Mentre prepara dodici grossi panini al tonno, Mauro si ferma un istante per concedersi alla spavalderia: «Dovrebbero deportarci tutti per favoreggiamento dell’immigrazione illegale». Ma a Lampedusa chiunque indossi una divisa sa di dover chiudere un occhio. Perché di questi tempi perfino portarsi in casa e sfamare un ragazzo che parla arabo è da "carbonari della solidarietà". Figurarsi dodici.
L’isola ribelle ha coniato negli anni un suo codice di sopravvivenza alle lunatiche imposizioni dall’alto. Il bene, qui, è anche questione d’innata astuzia. «Come si dice: non sappia la destra ciò che fa la sinistra», ricomincia Mauro che davanti alla chiesa di San Gerlando incontra come ogni sera i migranti tunisini che, sempre grazie a chi chiude un occhio, da un buco nella recinzione escono dal centro di prima accoglienza in collina per raggiungere l’abitato che affaccia sul porto. Vi rientreranno a tarda sera, dopo quattro chiacchiere con i nuovi amici lampedusani e una sessione di collegamento a internet messo a disposizione dai benefattori del wi-fi libero.

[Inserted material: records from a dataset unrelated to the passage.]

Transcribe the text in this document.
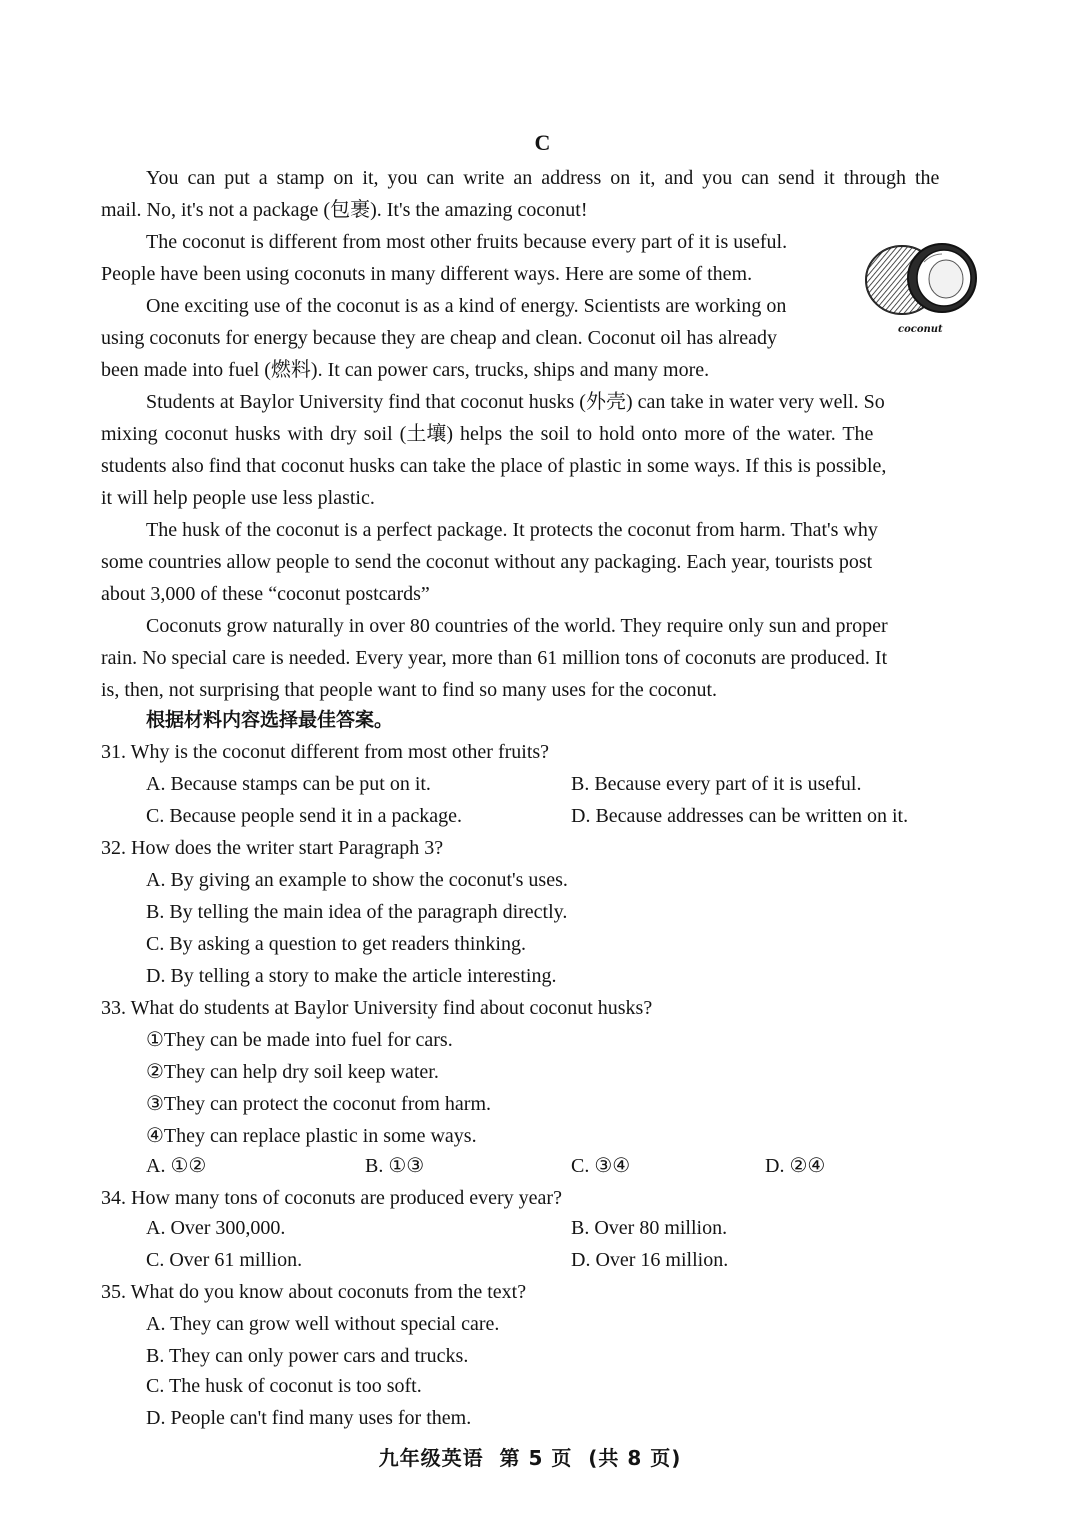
C
You can put a stamp on it, you can write an address on it, and you can send it through the
mail. No, it's not a package (包裹). It's the amazing coconut!
The coconut is different from most other fruits because every part of it is useful.
People have been using coconuts in many different ways. Here are some of them.
One exciting use of the coconut is as a kind of energy. Scientists are working on
using coconuts for energy because they are cheap and clean. Coconut oil has already
been made into fuel (燃料). It can power cars, trucks, ships and many more.
Students at Baylor University find that coconut husks (外壳) can take in water very well. So
mixing coconut husks with dry soil (土壤) helps the soil to hold onto more of the water. The
students also find that coconut husks can take the place of plastic in some ways. If this is possible,
it will help people use less plastic.
The husk of the coconut is a perfect package. It protects the coconut from harm. That's why
some countries allow people to send the coconut without any packaging. Each year, tourists post
about 3,000 of these “coconut postcards”
Coconuts grow naturally in over 80 countries of the world. They require only sun and proper
rain. No special care is needed. Every year, more than 61 million tons of coconuts are produced. It
is, then, not surprising that people want to find so many uses for the coconut.
coconut
根据材料内容选择最佳答案。
31. Why is the coconut different from most other fruits?
A. Because stamps can be put on it.	B. Because every part of it is useful.
C. Because people send it in a package.	D. Because addresses can be written on it.
32. How does the writer start Paragraph 3?
A. By giving an example to show the coconut's uses.
B. By telling the main idea of the paragraph directly.
C. By asking a question to get readers thinking.
D. By telling a story to make the article interesting.
33. What do students at Baylor University find about coconut husks?
①They can be made into fuel for cars.
②They can help dry soil keep water.
③They can protect the coconut from harm.
④They can replace plastic in some ways.
A. ①②	B. ①③	C. ③④	D. ②④
34. How many tons of coconuts are produced every year?
A. Over 300,000.	B. Over 80 million.
C. Over 61 million.	D. Over 16 million.
35. What do you know about coconuts from the text?
A. They can grow well without special care.
B. They can only power cars and trucks.
C. The husk of coconut is too soft.
D. People can't find many uses for them.
九年级英语  第 5 页  (共 8 页)
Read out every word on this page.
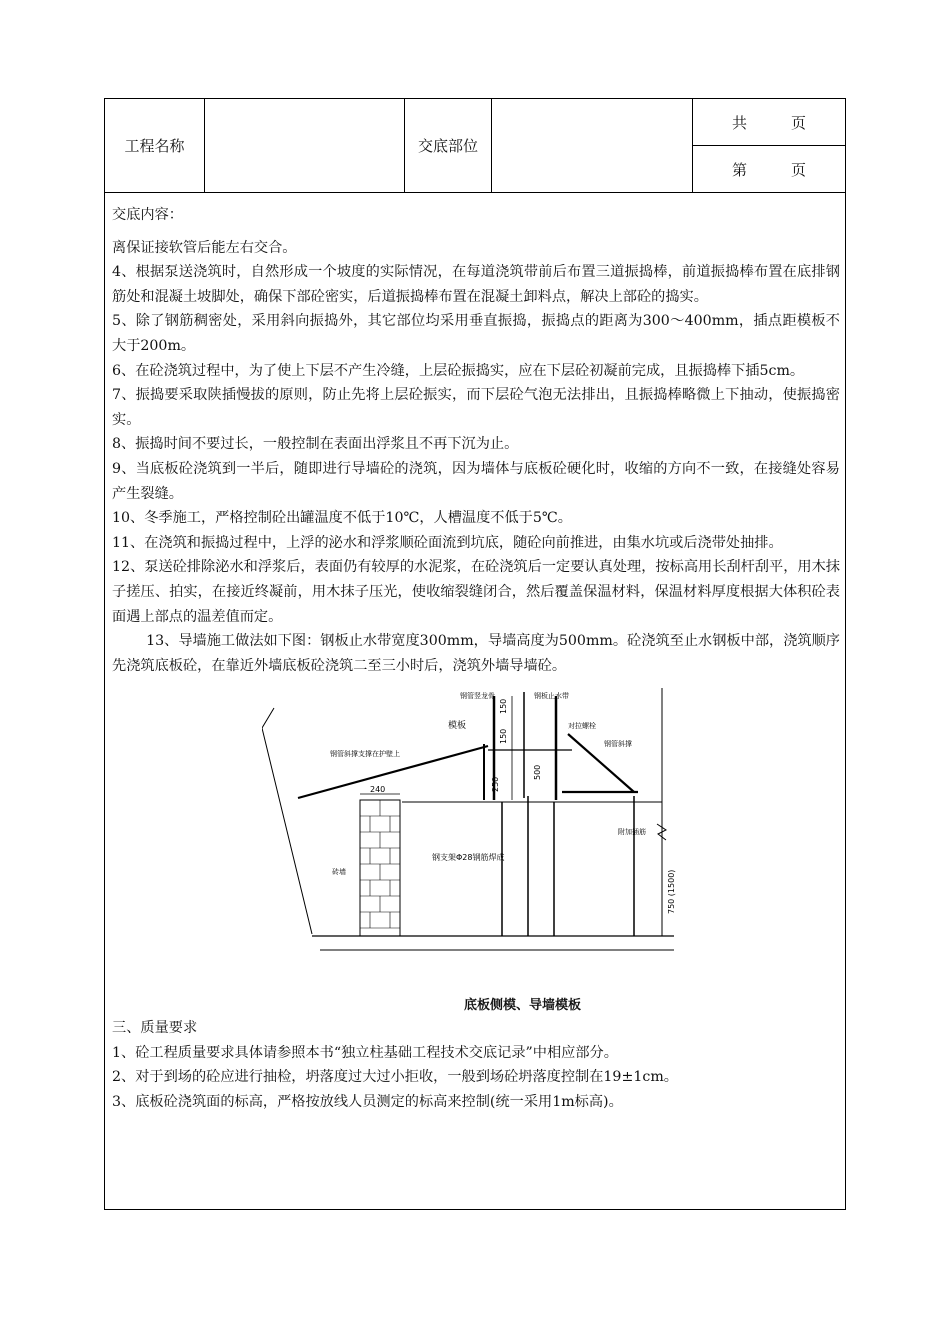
工程名称	交底部位
共	页
第	页

交底内容：

离保证接软管后能左右交合。

4、根据泵送浇筑时，自然形成一个坡度的实际情况，在每道浇筑带前后布置三道振捣棒，前道振捣棒布置在底排钢筋处和混凝土坡脚处，确保下部砼密实，后道振捣棒布置在混凝土卸料点，解决上部砼的捣实。

5、除了钢筋稠密处，采用斜向振捣外，其它部位均采用垂直振捣，振捣点的距离为300～400mm，插点距模板不大于200m。

6、在砼浇筑过程中，为了使上下层不产生冷缝，上层砼振捣实，应在下层砼初凝前完成，且振捣棒下插5cm。

7、振捣要采取陕插慢拔的原则，防止先将上层砼振实，而下层砼气泡无法排出，且振捣棒略微上下抽动，使振捣密实。

8、振捣时间不要过长，一般控制在表面出浮浆且不再下沉为止。

9、当底板砼浇筑到一半后，随即进行导墙砼的浇筑，因为墙体与底板砼硬化时，收缩的方向不一致，在接缝处容易产生裂缝。

10、冬季施工，严格控制砼出罐温度不低于10℃，人槽温度不低于5℃。

11、在浇筑和振捣过程中，上浮的泌水和浮浆顺砼面流到坑底，随砼向前推进，由集水坑或后浇带处抽排。

12、泵送砼排除泌水和浮浆后，表面仍有较厚的水泥浆，在砼浇筑后一定要认真处理，按标高用长刮杆刮平，用木抹子搓压、拍实，在接近终凝前，用木抹子压光，使收缩裂缝闭合，然后覆盖保温材料，保温材料厚度根据大体积砼表面遇上部点的温差值而定。

13、导墙施工做法如下图：钢板止水带宽度300mm，导墙高度为500mm。砼浇筑至止水钢板中部，浇筑顺序先浇筑底板砼，在靠近外墙底板砼浇筑二至三小时后，浇筑外墙导墙砼。

钢管竖龙骨	钢板止水带
模板
钢管斜撑支撑在护壁上
对拉螺栓
钢管斜撑
砖墙
钢支架Φ28钢筋焊成
附加插筋
240
150
150
500
250
750 (1500)
底板侧模、导墙模板

三、质量要求

1、砼工程质量要求具体请参照本书“独立柱基础工程技术交底记录”中相应部分。

2、对于到场的砼应进行抽检，坍落度过大过小拒收，一般到场砼坍落度控制在19±1cm。

3、底板砼浇筑面的标高，严格按放线人员测定的标高来控制(统一采用1m标高)。
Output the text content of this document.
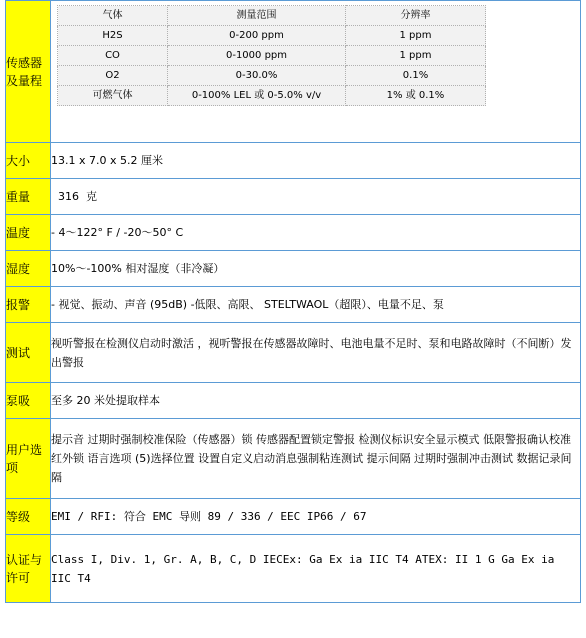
传感器及量程	
气体	测量范围	分辨率
H2S	0-200 ppm	1 ppm
CO	0-1000 ppm	1 ppm
O2	0-30.0%	0.1%
可燃气体	0-100% LEL 或 0-5.0% v/v	1% 或 0.1%

大小	13.1 x 7.0 x 5.2 厘米
重量	316  克
温度	- 4～122° F / -20～50° C
湿度	10%～-100% 相对湿度（非冷凝）
报警	- 视觉、振动、声音 (95dB) -低限、高限、 STELTWAOL（超限）、电量不足、泵
测试	视听警报在检测仪启动时激活 ，视听警报在传感器故障时、电池电量不足时、泵和电路故障时（不间断）发出警报
泵吸	至多 20 米处提取样本
用户选项	提示音 过期时强制校准保险（传感器）锁 传感器配置锁定警报 检测仪标识安全显示模式 低限警报确认校准红外锁 语言选项 (5)选择位置 设置自定义启动消息强制粘连测试 提示间隔 过期时强制冲击测试 数据记录间隔
等级	EMI / RFI: 符合 EMC 导则 89 / 336 / EEC IP66 / 67
认证与许可	Class I, Div. 1, Gr. A, B, C, D IECEx: Ga Ex ia IIC T4 ATEX: II 1 G Ga Ex ia IIC T4
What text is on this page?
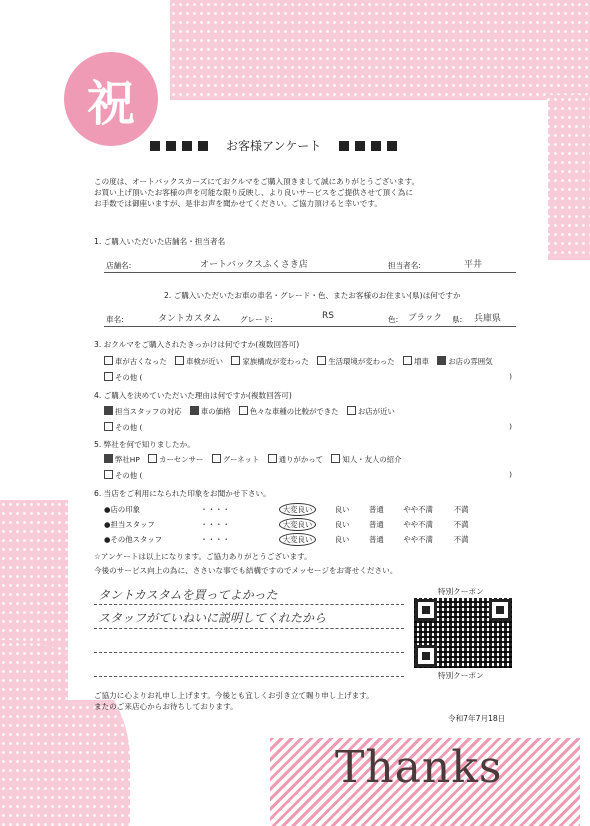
祝
お客様アンケート
この度は、オートバックスカーズにておクルマをご購入頂きまして誠にありがとうございます。
お買い上げ頂いたお客様の声を可能な限り反映し、より良いサービスをご提供させて頂く為に
お手数では御座いますが、是非お声を聞かせてください。ご協力頂けると幸いです。
1. ご購入いただいた店舗名・担当者名
店舗名:	オートバックスふくさき店	担当者名:	平井
2. ご購入いただいたお車の車名・グレード・色、またお客様のお住まい(県)は何ですか
車名:	タントカスタム	グレード:	RS	色: ブラック 県: 兵庫県
3. おクルマをご購入されたきっかけは何ですか(複数回答可)
車が古くなった	車検が近い	家族構成が変わった	生活環境が変わった	増車	お店の雰囲気
その他 (	)
4. ご購入を決めていただいた理由は何ですか(複数回答可)
担当スタッフの対応	車の価格	色々な車種の比較ができた	お店が近い
その他 (	)
5. 弊社を何で知りましたか。
弊社HP	カーセンサー	グーネット	通りがかって	知人・友人の紹介
その他 (	)
6. 当店をご利用になられた印象をお聞かせ下さい。
●店の印象	・・・・	大変良い	良い	普通	やや不満	不満
●担当スタッフ	・・・・	大変良い	良い	普通	やや不満	不満
●その他スタッフ	・・・・	大変良い	良い	普通	やや不満	不満
☆アンケートは以上になります。ご協力ありがとうございます。
今後のサービス向上の為に、ささいな事でも結構ですのでメッセージをお寄せください。
タントカスタムを買ってよかった
スタッフがていねいに説明してくれたから
特別クーポン
特別クーポン
ご協力に心よりお礼申し上げます。今後とも宜しくお引き立て賜り申し上げます。
またのご来店心からお待ちしております。
令和7年7月18日
Thanks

A Lampedusa hanno le ronde, ma non le chiamano così. Anche perché sono ronde solidali, armate di sandwich e motorini. C’è anche una rete informale (e in teoria illegale) per la sussistenza dei migranti che sbarcano. Il reato, nel caso, sarebbe quello di "favoreggiamento".
Ma se uno straniero deve far sapere ai suoi che sta bene, a Lampedusa c’è sempre una casa, un telefono, una connessione alla rete da mettere a disposizione dell’ultimo arrivato. «Siamo mamme anche noi, a me "uscirebbero i sensi", diventerei pazza senza notizie di mio figlio», dice Giusi mentre acquista una ricarica al cellulare che senza troppe domande presta ai ragazzini sbarcati: «Salvini? Venisse a controllarmi il telefono».